Sébastien Lecornu mengatakan tidak kepada ‘CDI muda’ setelah protes

20
0



Kontrak permanen muda yang diajukan Medef tentu belum bulat. Organisasi pengusaha utama telah mempertimbangkan untuk membuat kontrak permanen jenis baru bagi kaum muda, yang dapat diakhiri kapan saja dan tanpa alasan di tahun-tahun awal. Tujuannya adalah untuk mengurangi pengangguran di kalangan generasi muda. Namun setelah mendapat protes dari serikat pekerja, pemerintahlah yang menolak usulan tersebut “CPE menyamar” dengan isyarat tangan.

Menurut informasi dari Le Parisien, Matignon melakukannya “ditemukan seperti orang lain” proposal untuk kontrak permanen muda ini muncul di media, padahal sebenarnya tidak demikian “sama sekali tidak ada dalam agenda pemerintah.” “Menempatkan orang turun ke jalan, saya tidak yakin apakah itu yang terbaik lima belas bulan sebelum pemilihan presiden”memperkirakan penasihat pemerintah. “Ini bukan ide yang baik ketika negara terpecah dan tidak ada mayoritas di Majelis Umum. Terutama karena tidak ada yang memintanya.” menambahkan tenor Partai Republik.

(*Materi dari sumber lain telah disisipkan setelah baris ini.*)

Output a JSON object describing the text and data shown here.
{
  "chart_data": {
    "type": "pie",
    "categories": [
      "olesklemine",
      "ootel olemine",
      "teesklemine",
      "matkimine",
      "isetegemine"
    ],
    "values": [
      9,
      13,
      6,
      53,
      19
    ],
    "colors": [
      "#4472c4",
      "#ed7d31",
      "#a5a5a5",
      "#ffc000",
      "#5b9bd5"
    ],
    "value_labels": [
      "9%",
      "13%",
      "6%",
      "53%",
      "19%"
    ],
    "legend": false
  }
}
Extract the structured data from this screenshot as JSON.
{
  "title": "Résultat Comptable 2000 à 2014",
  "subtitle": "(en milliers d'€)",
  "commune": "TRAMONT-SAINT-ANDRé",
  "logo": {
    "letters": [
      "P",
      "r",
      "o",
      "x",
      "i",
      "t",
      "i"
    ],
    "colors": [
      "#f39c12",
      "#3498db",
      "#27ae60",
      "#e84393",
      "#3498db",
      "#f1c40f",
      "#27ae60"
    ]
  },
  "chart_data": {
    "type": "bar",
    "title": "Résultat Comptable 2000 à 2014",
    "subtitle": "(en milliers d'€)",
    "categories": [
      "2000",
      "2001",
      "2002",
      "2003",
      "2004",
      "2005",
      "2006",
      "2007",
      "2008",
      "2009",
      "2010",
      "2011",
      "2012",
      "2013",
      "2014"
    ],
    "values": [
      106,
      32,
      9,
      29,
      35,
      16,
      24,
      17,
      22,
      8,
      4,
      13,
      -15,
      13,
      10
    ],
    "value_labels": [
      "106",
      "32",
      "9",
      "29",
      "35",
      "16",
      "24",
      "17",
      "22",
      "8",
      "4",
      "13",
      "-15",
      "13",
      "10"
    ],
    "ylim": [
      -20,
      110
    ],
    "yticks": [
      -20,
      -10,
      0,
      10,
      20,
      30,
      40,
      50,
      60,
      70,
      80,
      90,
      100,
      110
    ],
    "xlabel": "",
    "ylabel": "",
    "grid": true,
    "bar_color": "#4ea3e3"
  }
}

Negosiasi dengan serikat pekerja sudah berlangsung

Pemerintah meminta Medef konsentrasi pada file yang sedang berlangsungkhususnya antara pengusaha dan organisasi serikat pekerja: “Mengenai ketenagakerjaan, prioritas kami adalah mereka terlebih dahulu menyelesaikan negosiasi yang ada, dengan kesepakatan yang diharapkan mengenai asuransi pengangguran, terutama mengenai langkah-langkah PHK konvensional.” jelas rombongan Perdana Menteri kepada rekan-rekan kami. Di pihak Bercy, kami mendorong serikat pekerja untuk melakukan hal ini “proposal mengenai biaya tenaga kerja dan pembiayaan jaminan sosial”.

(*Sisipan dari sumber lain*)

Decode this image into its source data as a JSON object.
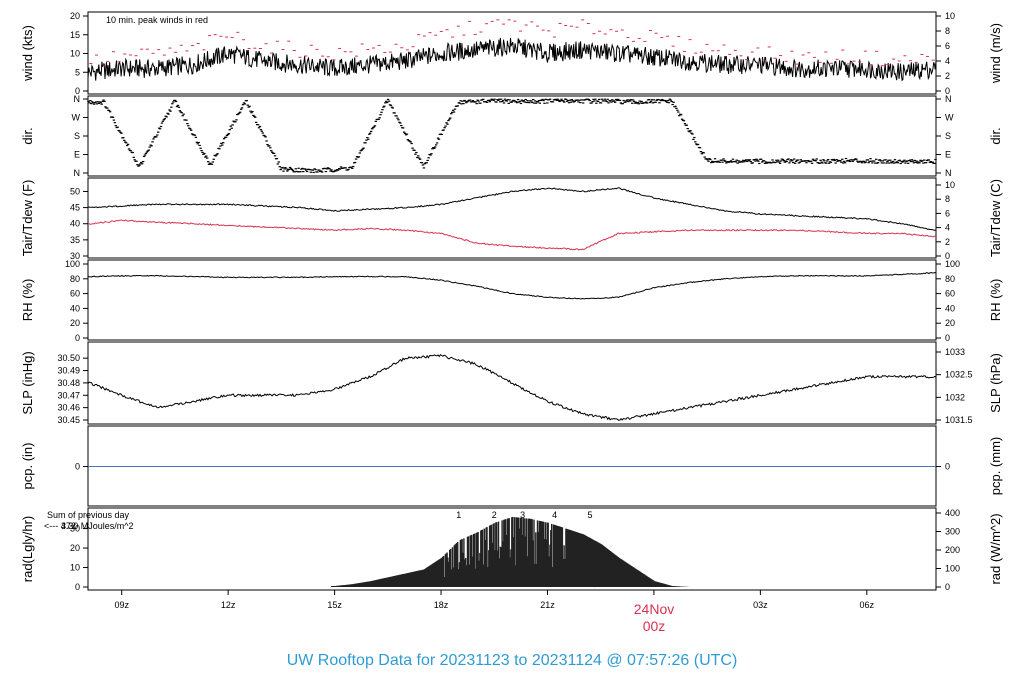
{
  "title": "UW Rooftop Data for 20231123  to  20231124 @ 07:57:26  (UTC)",
  "colors": {
    "peak": "#d9314f",
    "dew": "#d9314f",
    "pcp": "#4a6fb5",
    "title": "#2f9bd5",
    "rad_note": "#9933cc",
    "line": "#000000"
  },
  "x_axis": {
    "ticks": [
      {
        "label": "09z",
        "hour": 9
      },
      {
        "label": "12z",
        "hour": 12
      },
      {
        "label": "15z",
        "hour": 15
      },
      {
        "label": "18z",
        "hour": 18
      },
      {
        "label": "21z",
        "hour": 21
      },
      {
        "label": "03z",
        "hour": 27
      },
      {
        "label": "06z",
        "hour": 30
      }
    ],
    "midnight": {
      "date": "24Nov",
      "time": "00z",
      "hour": 24
    },
    "range_hours": [
      8.05,
      31.95
    ]
  },
  "chart_data": [
    {
      "type": "line",
      "id": "wind",
      "ylabel": "wind (kts)",
      "ylabel_right": "wind (m/s)",
      "ylim": [
        0,
        20
      ],
      "yticks": [
        0,
        5,
        10,
        15,
        20
      ],
      "yticks_right": [
        "0",
        "2",
        "4",
        "6",
        "8",
        "10"
      ],
      "annotation": "10 min. peak winds in red",
      "series": [
        {
          "name": "wind",
          "x": [
            8.1,
            9,
            10,
            11,
            12,
            13,
            14,
            15,
            16,
            17,
            18,
            19,
            20,
            21,
            22,
            23,
            24,
            25,
            26,
            27,
            28,
            29,
            30,
            31,
            31.9
          ],
          "y": [
            5,
            6,
            6,
            7,
            10,
            8,
            7,
            6,
            7,
            8,
            10,
            11,
            12,
            10,
            11,
            10,
            9,
            8,
            7,
            7,
            6,
            6,
            6,
            5,
            6
          ]
        },
        {
          "name": "10 min. peak winds",
          "x": [
            8.1,
            9,
            10,
            11,
            12,
            13,
            14,
            15,
            16,
            17,
            18,
            19,
            20,
            21,
            22,
            23,
            24,
            25,
            26,
            27,
            28,
            29,
            30,
            31,
            31.9
          ],
          "y": [
            8,
            9,
            10,
            11,
            15,
            12,
            11,
            10,
            11,
            12,
            15,
            17,
            18,
            16,
            17,
            16,
            14,
            12,
            11,
            10,
            9,
            9,
            9,
            8,
            9
          ]
        }
      ]
    },
    {
      "type": "scatter",
      "id": "dir",
      "ylabel": "dir.",
      "ylabel_right": "dir.",
      "yticks_labels": [
        "N",
        "E",
        "S",
        "W",
        "N"
      ],
      "yticks_labels_right": [
        "N",
        "E",
        "S",
        "W",
        "N"
      ],
      "ylim": [
        0,
        360
      ],
      "series": [
        {
          "name": "dir",
          "x": [
            8.5,
            9.5,
            10.5,
            11.5,
            12.5,
            13.5,
            14.5,
            15.5,
            16.5,
            17.5,
            18.5,
            19.5,
            20.5,
            21.5,
            22.5,
            23.5,
            24.5,
            25.5,
            26.5,
            27.5,
            28.5,
            29.5,
            30.5,
            31.5
          ],
          "y": [
            345,
            30,
            352,
            40,
            350,
            20,
            10,
            25,
            355,
            30,
            345,
            350,
            348,
            352,
            350,
            345,
            350,
            60,
            55,
            58,
            57,
            60,
            58,
            55
          ]
        }
      ]
    },
    {
      "type": "line",
      "id": "temp",
      "ylabel": "Tair/Tdew (F)",
      "ylabel_right": "Tair/Tdew (C)",
      "ylim": [
        30,
        52
      ],
      "yticks": [
        30,
        35,
        40,
        45,
        50
      ],
      "yticks_right": [
        "0",
        "2",
        "4",
        "6",
        "8",
        "10"
      ],
      "series": [
        {
          "name": "Tair",
          "x": [
            8.1,
            9,
            10,
            11,
            12,
            13,
            14,
            15,
            16,
            17,
            18,
            19,
            20,
            21,
            22,
            23,
            24,
            25,
            26,
            27,
            28,
            29,
            30,
            31,
            31.9
          ],
          "y": [
            45,
            45.5,
            46,
            46,
            46,
            45.5,
            45,
            44,
            44.5,
            45,
            46,
            48,
            50,
            51,
            50,
            51,
            48,
            46,
            44,
            43,
            42.5,
            42,
            41.5,
            40,
            38
          ]
        },
        {
          "name": "Tdew",
          "x": [
            8.1,
            9,
            10,
            11,
            12,
            13,
            14,
            15,
            16,
            17,
            18,
            19,
            20,
            21,
            22,
            23,
            24,
            25,
            26,
            27,
            28,
            29,
            30,
            31,
            31.9
          ],
          "y": [
            40,
            41,
            40.5,
            40,
            39.5,
            39,
            38.5,
            38,
            38.5,
            38,
            37,
            34,
            33,
            32.5,
            32,
            37,
            37.5,
            38,
            38,
            38,
            38,
            37.5,
            37,
            37,
            36
          ]
        }
      ]
    },
    {
      "type": "line",
      "id": "rh",
      "ylabel": "RH (%)",
      "ylabel_right": "RH (%)",
      "ylim": [
        0,
        100
      ],
      "yticks": [
        0,
        20,
        40,
        60,
        80,
        100
      ],
      "yticks_right": [
        "0",
        "20",
        "40",
        "60",
        "80",
        "100"
      ],
      "series": [
        {
          "name": "RH",
          "x": [
            8.1,
            9,
            10,
            11,
            12,
            13,
            14,
            15,
            16,
            17,
            18,
            19,
            20,
            21,
            22,
            23,
            24,
            25,
            26,
            27,
            28,
            29,
            30,
            31,
            31.9
          ],
          "y": [
            83,
            84,
            84,
            83,
            82,
            82,
            82,
            83,
            83,
            83,
            78,
            70,
            60,
            55,
            53,
            55,
            68,
            75,
            80,
            83,
            84,
            84,
            84,
            86,
            88
          ]
        }
      ]
    },
    {
      "type": "line",
      "id": "slp",
      "ylabel": "SLP (inHg)",
      "ylabel_right": "SLP (hPa)",
      "ylim": [
        30.45,
        30.505
      ],
      "yticks": [
        30.45,
        30.46,
        30.47,
        30.48,
        30.49,
        30.5
      ],
      "yticks_labels": [
        "30.45",
        "30.46",
        "30.47",
        "30.48",
        "30.49",
        "30.50"
      ],
      "yticks_right": [
        "1031.5",
        "1032",
        "1032.5",
        "1033"
      ],
      "series": [
        {
          "name": "SLP",
          "x": [
            8.1,
            9,
            10,
            11,
            12,
            13,
            14,
            15,
            16,
            17,
            18,
            19,
            20,
            21,
            22,
            23,
            24,
            25,
            26,
            27,
            28,
            29,
            30,
            31,
            31.9
          ],
          "y": [
            30.48,
            30.47,
            30.46,
            30.465,
            30.47,
            30.47,
            30.47,
            30.475,
            30.485,
            30.5,
            30.502,
            30.495,
            30.48,
            30.465,
            30.455,
            30.45,
            30.455,
            30.46,
            30.465,
            30.47,
            30.475,
            30.48,
            30.485,
            30.485,
            30.485
          ]
        }
      ]
    },
    {
      "type": "line",
      "id": "pcp",
      "ylabel": "pcp. (in)",
      "ylabel_right": "pcp. (mm)",
      "ylim": [
        -1,
        1
      ],
      "yticks": [
        0
      ],
      "yticks_right": [
        "0"
      ],
      "series": [
        {
          "name": "pcp",
          "x": [
            8.1,
            31.9
          ],
          "y": [
            0,
            0
          ]
        }
      ]
    },
    {
      "type": "bar",
      "id": "rad",
      "ylabel": "rad(Lgly/hr)",
      "ylabel_right": "rad (W/m^2)",
      "ylim": [
        0,
        38
      ],
      "yticks": [
        0,
        10,
        20,
        30
      ],
      "yticks_right": [
        "0",
        "100",
        "200",
        "300",
        "400"
      ],
      "note_line1": "Sum of previous day",
      "note_line2": "<--- 4.30 MJoules/m^2",
      "note_value": "372",
      "markers": [
        "1",
        "2",
        "3",
        "4",
        "5"
      ],
      "marker_hours": [
        18.5,
        19.5,
        20.3,
        21.2,
        22.2
      ],
      "x": [
        15,
        15.5,
        16,
        16.5,
        17,
        17.5,
        18,
        18.5,
        19,
        19.5,
        20,
        20.5,
        21,
        21.5,
        22,
        22.5,
        23,
        23.5,
        24,
        24.5,
        25
      ],
      "values": [
        0.5,
        1.5,
        3,
        5,
        7,
        9,
        15,
        24,
        28,
        33,
        36,
        35,
        33,
        30,
        27,
        22,
        15,
        9,
        3,
        0.5,
        0
      ]
    }
  ]
}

Menghadapi gelombang kritik iniMedef menanggapinya dengan meyakinkan bahwa itu bukan “hanya satu kemungkinan untuk refleksi, seperti yang disebutkan oleh Patrick Martin (…). Catatan ini, yang tidak bersifat resmi, berfokus pada mempekerjakan 1,4 juta generasi muda saat ini tanpa pekerjaan, tanpa pendidikan atau pelatihan, dan bukan pada orang-orang yang memiliki kualifikasi berlebih. Ini jelas dimaksudkan untuk diperbaiki, dan terutama untuk tidak digunakan dengan cara seperti itu.”